Russia, Kyrgyzstan's partner in the Collective Security Treaty Organization (CSTO) and the Eurasian Economic Community (EurAsEC), is also seeking political stability in the republic, while Bakiyev and Kulov have both made their positive attitude to Russia known.

As a result, the north and the south reached a compromise, the first one in Kyrgyzstan's modern history. Kulov pledged to withdraw from the race and focus on promoting Bakiyev. Should Bakiyev win the elections, he will appoint Kulov premier. If the premier resigns, the president will also have to leave office. Interestingly, Kulov has been appointed acting first deputy prime minister until the end of the election campaign, and as Bakiyev agreed to officially be on vacation throughout the campaign, this means that Kulov will be in charge of the country during the transitional period.

To ensure that there is no abuse of office by the northern leader during that period, the two politicians included a provision in their accord that obliges Kulov to resign and not join a new cabinet if Bakiyev fails at the polls.

The two leaders also agreed that the constitution should be amended to give the premier broader powers in the economic and political spheres, including in forming a cabinet and appointing local administrations, something that also has to be agreed on with the president. The president will oversee the security ministries and agencies, law enforcement bodies, and foreign affairs. This will be a major constitutional reform designed to divide power between the two chief executives.

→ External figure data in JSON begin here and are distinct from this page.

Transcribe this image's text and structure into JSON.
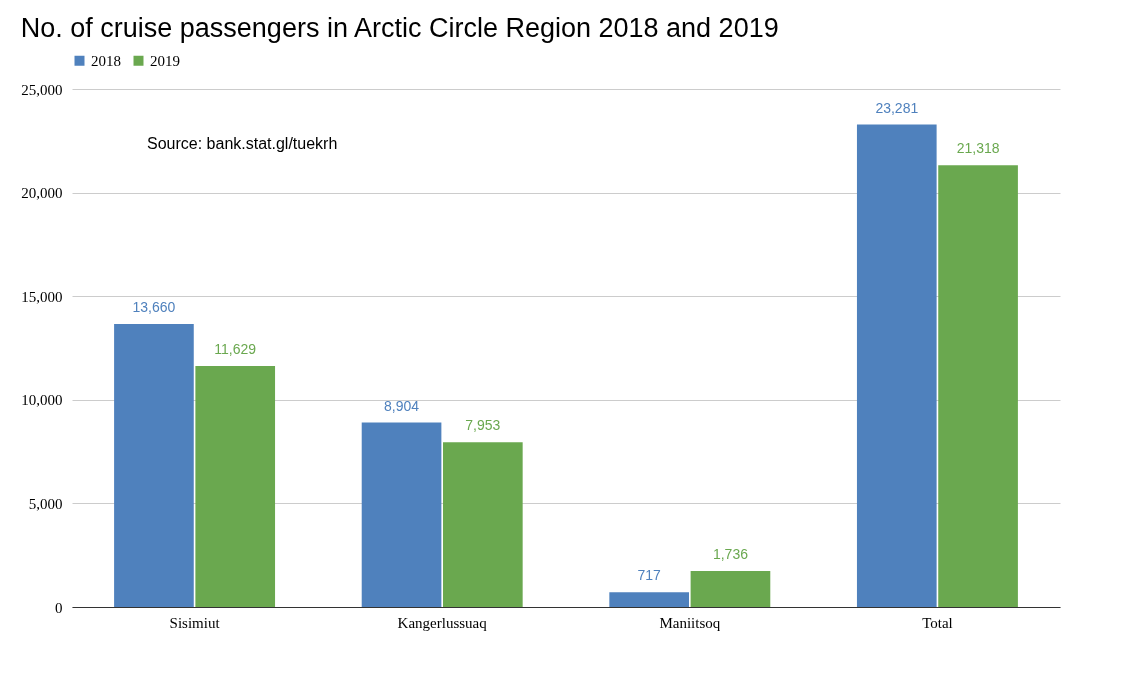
{
  "chart_data": {
    "type": "bar",
    "title": "No. of cruise passengers in Arctic Circle Region 2018 and 2019",
    "categories": [
      "Sisimiut",
      "Kangerlussuaq",
      "Maniitsoq",
      "Total"
    ],
    "series": [
      {
        "name": "2018",
        "color": "#4f81bd",
        "values": [
          13660,
          8904,
          717,
          23281
        ],
        "value_labels": [
          "13,660",
          "8,904",
          "717",
          "23,281"
        ]
      },
      {
        "name": "2019",
        "color": "#6aa84f",
        "values": [
          11629,
          7953,
          1736,
          21318
        ],
        "value_labels": [
          "11,629",
          "7,953",
          "1,736",
          "21,318"
        ]
      }
    ],
    "ylim": [
      0,
      25000
    ],
    "yticks": [
      0,
      {
        "value": 5000,
        "label": "5,000"
      },
      {
        "value": 10000,
        "label": "10,000"
      },
      {
        "value": 15000,
        "label": "15,000"
      },
      {
        "value": 20000,
        "label": "20,000"
      },
      {
        "value": 25000,
        "label": "25,000"
      }
    ],
    "grid": "y",
    "legend": "top",
    "annotations": [
      "Source: bank.stat.gl/tuekrh"
    ]
  }
}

Indeed, premiers were frequently dismissed under Akayev, and they lacked their own political identity.

The former rivals, Bakiyev and Kulov thoroughly set out their mutual obligations in the agreement, which is fair enough. The choice of the guarantors of the agreement, i.e., the parliamentary speaker and the chairmen of the Supreme and Constitutional Courts, was no coincidence either. However, the new alliance's viability will be in question even if the parties to the agreement fulfill their commitments in the run-up to the elections. Sharing power is not typical of Central Asian leaders, who are known to seek absolute political and economic control over their countries. In the past, the government and the Islamic opposition in Tajikistan came to terms after a fierce confrontation that evolved into a civil war. Still, the Islamic forces in Tajikistan only received their quota of power, but were not given authority to form a government or select regional bosses.

This is both a forced compromise between the leaders of two influential clans, and a revolutionary political solution for the country and the region as a whole. If the solution proves a success, it will set a precedent for other Central Asian states, but failure will put Kyrgyzstan's territorial integrity at risk.